Mein persönliches Fazit: Gerade bei diesem Spiel gibt es keinen
Garantieschein auf einen gelungenen Spielabend. Viel hängt von der Stimmung der
Mitspieler ab, von deren andauernder Lust auf ein mehr als einstündiges,
bisweilen schwerblütiges Bluffen und Zocken, letztlich auch von deren Erwartungshaltung
bei der Erstansicht dieses Mehrheiten-Newcomers.

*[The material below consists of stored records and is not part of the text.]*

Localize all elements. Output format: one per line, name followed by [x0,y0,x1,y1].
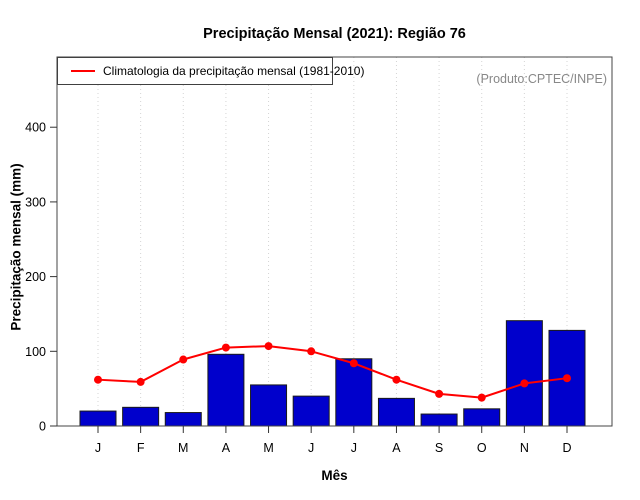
x-tick-label-10: O [477,441,487,455]
climatology-point-8 [392,375,401,384]
bar-O-10 [463,408,501,427]
climatology-point-4 [221,343,230,352]
climatology-point-11 [520,379,529,388]
producer-annotation: (Produto:CPTEC/INPE) [476,72,607,86]
x-axis-label: Mês [321,468,348,483]
climatology-point-12 [563,374,571,383]
x-tick-label-12: D [562,441,571,455]
x-tick-label-6: J [308,441,314,455]
climatology-point-7 [349,359,358,368]
x-tick-label-7: J [351,441,357,455]
x-tick-label-1: J [95,441,101,455]
bar-S-9 [420,413,458,427]
bar-M-5 [250,384,288,427]
bar-J-7 [335,358,373,427]
climatology-point-2 [136,377,145,386]
plot-box [56,56,613,427]
legend: Climatologia da precipitação mensal (198… [57,57,364,85]
climatology-point-5 [264,342,273,351]
x-tick-label-9: S [435,441,443,455]
bar-A-4 [207,353,245,427]
y-tick-label: 300 [25,195,46,209]
x-tick-label-11: N [520,441,529,455]
bar-M-3 [164,412,202,427]
bar-J-1 [79,410,117,427]
legend-line-sample-icon [71,70,95,72]
climatology-point-6 [307,347,316,356]
legend-label: Climatologia da precipitação mensal (198… [103,64,365,78]
chart-title: Precipitação Mensal (2021): Região 76 [203,26,466,42]
y-tick-label: 0 [39,420,46,434]
climatology-point-9 [435,389,444,398]
climatology-point-1 [94,375,102,384]
climatology-point-10 [477,393,486,402]
x-tick-label-2: F [137,441,145,455]
bar-F-2 [122,406,160,427]
bar-N-11 [505,320,543,427]
x-tick-label-8: A [392,441,401,455]
bar-J-6 [292,395,330,427]
y-tick-label: 400 [25,121,46,135]
x-tick-label-5: M [263,441,273,455]
y-tick-label: 100 [25,345,46,359]
x-tick-label-3: M [178,441,188,455]
bar-A-8 [377,397,415,427]
climatology-point-3 [179,355,188,364]
climatology-line [97,345,568,399]
x-tick-label-4: A [222,441,231,455]
y-tick-label: 200 [25,270,46,284]
y-axis-label: Precipitação mensal (mm) [8,163,24,331]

Die unmittelbar Emotionen
weckende Farbenpracht des auf ähnlichen Prinzipien beruhenden „Morgenland“
(ursprünglich „Keydom“), die stimmige Einbettung in eine thematische
Landschaft, wie sie Richard Breese mit seiner arabischen Palastwelt gelungen
ist, fehlt bei diesem französischen Erstlingsprodukt von Cyril Demaegd jedenfalls
vollkommen. Dafür entschädigt ein wenig das recht reizvolle Wechselspiel von
offenem und verdecktem Setzen der unterschiedlich gewichteten Spielsteine, die
noch dazu wunderbar in der Hand liegen. Hier bringt die grobe Berechnung von
Wahrscheinlichkeiten und das gleichzeitige Ausbluffen der Gegner doch einiges
an Spannung in den Spielablauf. Aber auch dieses Element kennen wir Viel-Spieler
natürlich schon von den Sternbildscheiben und Schwarzen Löchern, die Tom
Schoeps vor Jahren in seinem „Sternenhimmel“ präsentierte. Daher mussten wir
bei den Testern von „Ys“ einen weiten Bogen von hellauf begeistert bis eher
enttäuscht erleben. Auch der finale Showdown, das Herauslegen und Werten der
Edelsteine, hat einen sehr mathematisch angehauchten Touch. Nun gut, immerhin
ist Frankreich das Land eines Blaise Pascal, des Grandseigneurs der
Wahrscheinlichkeitsrechung. Vielleicht sollte also einfach unser Blickwinkel leicht
verändert werden, vielleicht müssen wir bei diesem Spiel erst die richtige
Balance finden zwischen konzentriertem Rechnen, exaktem Memorieren und
zweckfreiem Träumen. Vielleicht ist Ys aber auch eine wahrlich geheimnisvolle
Stadt, die ihre volle Pracht nicht bereits beim ersten oder zweiten Besuch
offenbart. Ich muss Sie wohl auf eine eher ungewisse Reise schicken …
YS
Spieler: 3-4
Alter: ab 12 Jahren
Dauer: 60-90 Minuten
Verlag: Ystari 2004
Autor: Cyril Demaegd
Grafik: Arnaud Demaegd
Preis: ca.
€ 45
WIN WERTUNG
Genre: Mehrheitenspiel
Zielgruppe: Experten
Mechanismus: Mehrheiten
sichern
Strategie: *
Taktik: ****
Glück: ****
Interaktion: ****
Kommunikation: **
Atmosphäre: ****
Kommentar:
Vielschichtiges Mehrheitenspiel
Interessante Bluffelemente
Starker Memoryeffekt
Schönes Spielmaterial
Hugo
Kastner: „Ys“ wird Sie
nicht in die düstere und mystische Fantasiewelt des Königs Gradlon und seiner
Drachen entführen, wie in der Einleitung schwulstig beschrieben. Im Gegenteil,
dieses Premierenprodukt des Verlags Ystari entpuppt sich schnell als ein
nüchternes Bluff- und Mehrheitenspiel, bei dem alles und jedes einer intuitiv
gefärbten Stein-Schere-Papier „Strategie“ unterliegt. Freunde dieses
Spielprinzips kommen dennoch auf ihre Rechnung, so viel sei versprochen. Für
alle anderen ist jedoch eine Kosten-Nutzen-Analyse sehr zu empfehlen. Dies auch
mit einem Seitenblick auf ähnliche Spielprinzipien, die schon vor einigen
Jahren die Spielwelt beseelten.
Wenn Ihnen „Morgenland“ (Richard Breese)
oder „Sternenhimmel“ (Tom Schoeps) Spannung vermitteln, wird Ihnen auch „Ys“ zusagen.